1026 Background: Although current NCCN guidelines recommend genetic testing (GT) for all TNBC patients aged <60 years (regardless of family history) however due to the lack of prospective information on prevalence of mutations in unselected TNBC patients, these guidelines have not been widely adopted by clinicians and insurance carriers (including Medicare). Data on BRCA mutations from unselected TNBC cohorts are lacking. Aims: In a large TNBC registry, to prospectively determine the 1) prevalence of germline BRCA mutations and 2) validity of current NCCN guidelines for GT. Methods: Patients with stage I-III TNBC presenting for treatment at an academic and surrounding community practices were approached for participation in a prospective registry.

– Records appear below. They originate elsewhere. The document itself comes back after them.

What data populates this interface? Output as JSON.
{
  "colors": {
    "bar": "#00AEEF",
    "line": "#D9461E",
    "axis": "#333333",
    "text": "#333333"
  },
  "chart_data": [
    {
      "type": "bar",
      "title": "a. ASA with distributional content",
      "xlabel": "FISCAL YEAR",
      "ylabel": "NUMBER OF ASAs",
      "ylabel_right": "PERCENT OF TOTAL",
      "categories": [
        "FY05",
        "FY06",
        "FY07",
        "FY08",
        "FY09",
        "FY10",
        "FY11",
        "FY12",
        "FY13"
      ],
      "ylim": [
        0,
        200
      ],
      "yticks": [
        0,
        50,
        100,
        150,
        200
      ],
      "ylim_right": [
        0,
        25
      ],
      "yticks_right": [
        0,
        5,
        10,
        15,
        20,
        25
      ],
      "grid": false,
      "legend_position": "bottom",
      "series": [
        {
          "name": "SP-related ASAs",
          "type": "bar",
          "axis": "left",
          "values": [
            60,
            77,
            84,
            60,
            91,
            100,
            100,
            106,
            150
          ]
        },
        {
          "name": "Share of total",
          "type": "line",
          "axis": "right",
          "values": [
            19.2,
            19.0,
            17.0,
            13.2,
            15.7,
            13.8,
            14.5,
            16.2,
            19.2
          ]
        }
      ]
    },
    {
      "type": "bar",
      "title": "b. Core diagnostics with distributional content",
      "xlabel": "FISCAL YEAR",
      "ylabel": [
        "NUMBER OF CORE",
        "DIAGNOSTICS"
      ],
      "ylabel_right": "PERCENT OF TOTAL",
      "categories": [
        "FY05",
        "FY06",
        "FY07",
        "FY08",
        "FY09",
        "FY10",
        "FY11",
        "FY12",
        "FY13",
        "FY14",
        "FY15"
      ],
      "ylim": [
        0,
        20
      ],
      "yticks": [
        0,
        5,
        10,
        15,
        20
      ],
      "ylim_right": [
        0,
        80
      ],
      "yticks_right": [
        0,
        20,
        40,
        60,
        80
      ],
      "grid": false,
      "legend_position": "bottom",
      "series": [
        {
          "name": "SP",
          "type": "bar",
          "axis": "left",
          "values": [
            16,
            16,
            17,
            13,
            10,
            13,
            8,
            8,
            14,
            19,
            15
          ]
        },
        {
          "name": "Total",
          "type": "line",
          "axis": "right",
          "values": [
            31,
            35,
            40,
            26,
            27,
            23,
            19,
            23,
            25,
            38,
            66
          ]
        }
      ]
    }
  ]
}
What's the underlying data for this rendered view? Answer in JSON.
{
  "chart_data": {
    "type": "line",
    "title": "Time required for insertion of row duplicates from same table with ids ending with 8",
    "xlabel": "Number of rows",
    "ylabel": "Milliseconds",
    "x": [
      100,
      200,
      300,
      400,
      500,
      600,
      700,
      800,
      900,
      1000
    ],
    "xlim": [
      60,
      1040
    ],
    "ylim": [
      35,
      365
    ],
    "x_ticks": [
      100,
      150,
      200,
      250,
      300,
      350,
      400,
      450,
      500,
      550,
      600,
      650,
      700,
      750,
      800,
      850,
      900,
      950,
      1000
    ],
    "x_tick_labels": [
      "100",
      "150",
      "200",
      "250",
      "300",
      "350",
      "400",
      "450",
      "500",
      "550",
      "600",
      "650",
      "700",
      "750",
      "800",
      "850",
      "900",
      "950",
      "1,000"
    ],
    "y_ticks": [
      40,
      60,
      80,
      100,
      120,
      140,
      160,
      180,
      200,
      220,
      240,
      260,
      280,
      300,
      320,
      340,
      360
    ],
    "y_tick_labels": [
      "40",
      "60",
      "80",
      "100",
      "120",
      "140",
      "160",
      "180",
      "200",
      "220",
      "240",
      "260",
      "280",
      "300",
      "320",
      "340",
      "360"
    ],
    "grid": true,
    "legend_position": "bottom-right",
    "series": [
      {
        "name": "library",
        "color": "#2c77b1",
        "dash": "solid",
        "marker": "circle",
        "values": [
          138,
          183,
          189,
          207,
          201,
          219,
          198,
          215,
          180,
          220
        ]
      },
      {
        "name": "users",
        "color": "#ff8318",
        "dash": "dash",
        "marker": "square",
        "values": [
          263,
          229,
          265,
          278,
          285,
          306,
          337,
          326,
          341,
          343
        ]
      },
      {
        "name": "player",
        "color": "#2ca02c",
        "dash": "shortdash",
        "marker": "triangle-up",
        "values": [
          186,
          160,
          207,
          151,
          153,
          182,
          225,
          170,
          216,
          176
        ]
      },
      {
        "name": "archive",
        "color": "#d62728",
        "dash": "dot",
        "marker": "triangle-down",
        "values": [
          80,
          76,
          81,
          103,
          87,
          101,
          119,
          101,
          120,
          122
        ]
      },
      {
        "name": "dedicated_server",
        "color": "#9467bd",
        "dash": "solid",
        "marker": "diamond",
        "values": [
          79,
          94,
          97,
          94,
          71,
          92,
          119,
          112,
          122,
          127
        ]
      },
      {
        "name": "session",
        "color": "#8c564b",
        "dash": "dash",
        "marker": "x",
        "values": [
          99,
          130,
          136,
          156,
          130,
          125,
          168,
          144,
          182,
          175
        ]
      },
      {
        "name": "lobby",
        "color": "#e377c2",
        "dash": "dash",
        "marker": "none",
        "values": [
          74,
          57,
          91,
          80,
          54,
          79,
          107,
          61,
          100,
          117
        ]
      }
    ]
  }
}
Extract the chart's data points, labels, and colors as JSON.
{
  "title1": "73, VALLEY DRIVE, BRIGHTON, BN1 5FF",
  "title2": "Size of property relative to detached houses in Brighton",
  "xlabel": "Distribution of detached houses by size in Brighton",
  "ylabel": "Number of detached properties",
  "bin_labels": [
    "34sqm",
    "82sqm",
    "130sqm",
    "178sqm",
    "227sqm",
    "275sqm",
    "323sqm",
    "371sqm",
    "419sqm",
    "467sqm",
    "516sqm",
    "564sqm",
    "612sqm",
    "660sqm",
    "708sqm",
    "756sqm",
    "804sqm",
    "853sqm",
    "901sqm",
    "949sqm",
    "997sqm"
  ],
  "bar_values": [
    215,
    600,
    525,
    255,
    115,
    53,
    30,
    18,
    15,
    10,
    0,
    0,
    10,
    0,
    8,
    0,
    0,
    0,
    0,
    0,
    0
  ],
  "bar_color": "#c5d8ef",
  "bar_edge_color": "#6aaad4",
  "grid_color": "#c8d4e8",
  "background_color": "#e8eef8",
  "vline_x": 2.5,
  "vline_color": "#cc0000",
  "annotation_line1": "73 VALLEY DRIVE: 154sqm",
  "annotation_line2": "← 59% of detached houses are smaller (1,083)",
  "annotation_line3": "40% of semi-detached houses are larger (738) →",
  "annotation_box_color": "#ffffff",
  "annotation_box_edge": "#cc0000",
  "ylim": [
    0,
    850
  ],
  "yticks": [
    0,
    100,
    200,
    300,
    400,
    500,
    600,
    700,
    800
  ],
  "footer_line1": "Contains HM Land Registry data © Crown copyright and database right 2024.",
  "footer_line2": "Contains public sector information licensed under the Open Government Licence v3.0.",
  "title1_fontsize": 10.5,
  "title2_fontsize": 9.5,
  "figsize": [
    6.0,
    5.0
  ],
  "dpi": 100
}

All patients underwent comprehensive BRACAnalysis (Myriad). Detailed FH was collected. Mutation prevalence in the entire cohort and in subgroups stratified by FH and age were calculated. A significant family history (SFH) was defined as 1st-/2nd-degree relatives with breast cancer aged <50 years or ovarian cancer at any age. Results: 165 patients with stage I-III TNBC have been enrolled from 2011-2013. Median age 54 (range 24-84yrs), 58% postmenopausal, 29% LN +, 33%, 58% and 9% had stage I, II, III disease respectively. 82% Caucasian, 14% AA, 2% Hispanic, 0.6% Ashkenazi Jewish. Deleterious BRCA1/2 mutations were identified in 13.1% patients (20/152, 15 BRCA1, 5 BRCA2; results pending in 13). 27% of patients had a SFH and 64% had any FH. Mutation rates in patients with or without SFH was 32.5% and 6.1%, respectively. When examined by age at diagnosis, the mutation rates were: 16.6% (<60yrs), 21.8% (<50yrs), 10.6% (51-60yrs), and 0% (>60 yrs). If SFH or age <50, were the only criteria used 35% and 30% of mutations would have been missed. All mutations were identified using the NCCN guidelines. Conclusions: This is the first study to prospectively evaluate BRCA mutations in an unselected TNBC cohort. In this large academic and community registry with negligible Ashkenazi representation, the overall BRCA mutation rate was 13%; 16.6% in those <60 years. These results validate GT based on current NCCN guidelines and support its use in routine clinical practice.